Il film del 2010  non è molto diverso dalla trama originale della prima serie. Siamo sempre nel 2199, dal pianeta Iskandar giunge una capsula con i piani per la costruzione di una nave alimentata da un motore ad onde moventi in grado di compiere balzi interstellari. La capsula racchiude in se la promessa di ripulire il mondo dalle  radiazioni generate dalle bombe dell’impero di Gamilas, apparso dal nulla 5 anni prima, per attaccare la Terra (si scoprirà in seguito che le bombe sono solo un metodo di Gamilas-formazione del nostro pianeta per adattarlo alle loro forme di vita in fuga dal proprio pianeta morente).

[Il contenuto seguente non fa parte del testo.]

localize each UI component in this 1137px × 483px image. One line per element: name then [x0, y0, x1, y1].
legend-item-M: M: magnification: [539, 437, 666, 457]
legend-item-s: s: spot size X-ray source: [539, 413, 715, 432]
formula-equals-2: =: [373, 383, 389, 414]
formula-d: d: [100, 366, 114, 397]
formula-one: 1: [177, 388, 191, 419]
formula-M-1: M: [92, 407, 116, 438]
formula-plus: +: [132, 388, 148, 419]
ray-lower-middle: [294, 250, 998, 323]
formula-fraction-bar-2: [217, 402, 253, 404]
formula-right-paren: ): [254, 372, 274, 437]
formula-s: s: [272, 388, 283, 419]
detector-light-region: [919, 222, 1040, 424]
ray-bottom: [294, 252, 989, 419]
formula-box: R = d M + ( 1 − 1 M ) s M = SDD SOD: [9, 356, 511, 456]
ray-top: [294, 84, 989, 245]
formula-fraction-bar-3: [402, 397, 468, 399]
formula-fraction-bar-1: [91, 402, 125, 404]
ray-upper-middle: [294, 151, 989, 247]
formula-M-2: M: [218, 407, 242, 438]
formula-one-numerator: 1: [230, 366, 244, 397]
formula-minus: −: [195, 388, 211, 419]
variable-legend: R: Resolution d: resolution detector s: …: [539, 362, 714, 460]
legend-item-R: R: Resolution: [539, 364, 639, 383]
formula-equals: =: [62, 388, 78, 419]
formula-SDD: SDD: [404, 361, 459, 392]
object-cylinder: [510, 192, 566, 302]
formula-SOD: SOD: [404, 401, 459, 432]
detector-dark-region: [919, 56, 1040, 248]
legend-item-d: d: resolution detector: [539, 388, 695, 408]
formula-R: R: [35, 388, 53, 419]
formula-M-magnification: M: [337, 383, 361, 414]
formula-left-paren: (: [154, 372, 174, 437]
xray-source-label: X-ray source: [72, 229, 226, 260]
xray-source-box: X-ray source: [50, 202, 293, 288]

La Terra e ormai alo stremo e Iskandar è l’ultima speranza dell’umanità, ridotta ad elemosinare cibo, fra le macerie e la distruzione. Viene costruita, così,  l’astronave Yamato, riprendendo il nome della famosa corazzata della Marina Imperiale Giapponese affondata dagli americani nel 1945, che viene lanciata verso il pianeta Iskandar alle coordinate del messaggio presente nella capsula. Sulla Yamato si arruola, fra i volontari, Sasumu Kodai, più che altro per conoscere il capitano Okita, secondo lui responsabile della morte del fratello durante una battaglia contro i Gamilas su Marte.

La Yamato si fa strada fra salti interstellari e battaglie con i Gamilas, a colpi di cannone a onde moventi, fino al pianeta Iskandar solo per scoprire che Iskandar e Gamilas sono due facce della stessa medaglia, due correnti di pensiero nate in una forma di vita altamente interconnessa su un pianeta morente. Iskandar è disposta ad accettare il proprio destino di morte, Gamilas vuole impossessarsi della Terra e adeguarla alla propria forma di vita. Iskandar darà, dopo una dura battaglia fra i Gamilas e i Terrestri, ai superstiti della Yamato, gli strumenti per salvare la Terra. La Yamato, così, dopo essersi sacrificata insieme al suo capitano Sasumu Kodai(che durante il viaggio aveva preso il posto di Okita malato terminale) nella sua ultima battaglia con Gamilas e con Deslar alle porte della Terra porterà a termine la sua missione di distruggere gli alieni e riportare il nostro pianeta agli antichi fasti.

Beh guardare questo film non è stato facile, dura 130 minuti e per me è difficile stare tranquillo per due ore consecutive. Nonostante, dunque, l’abbia guardato “a puntate”, se non ci si aspetta un capolavoro, il film è godibilissimo e anche gli effetti speciali tutto sommato non sono malaccio; il fatto stesso di poter vedere la Yamato combattere in un film mi ha fatto rimanere tutto il tempo con un sorrisino idiota stampato sulla faccia. Ovviamente non esiste (ancora?) una versione italiana del film.

Il film è stato diretto da Takashi Yamazaki e scritto da Leiji Matsumoto.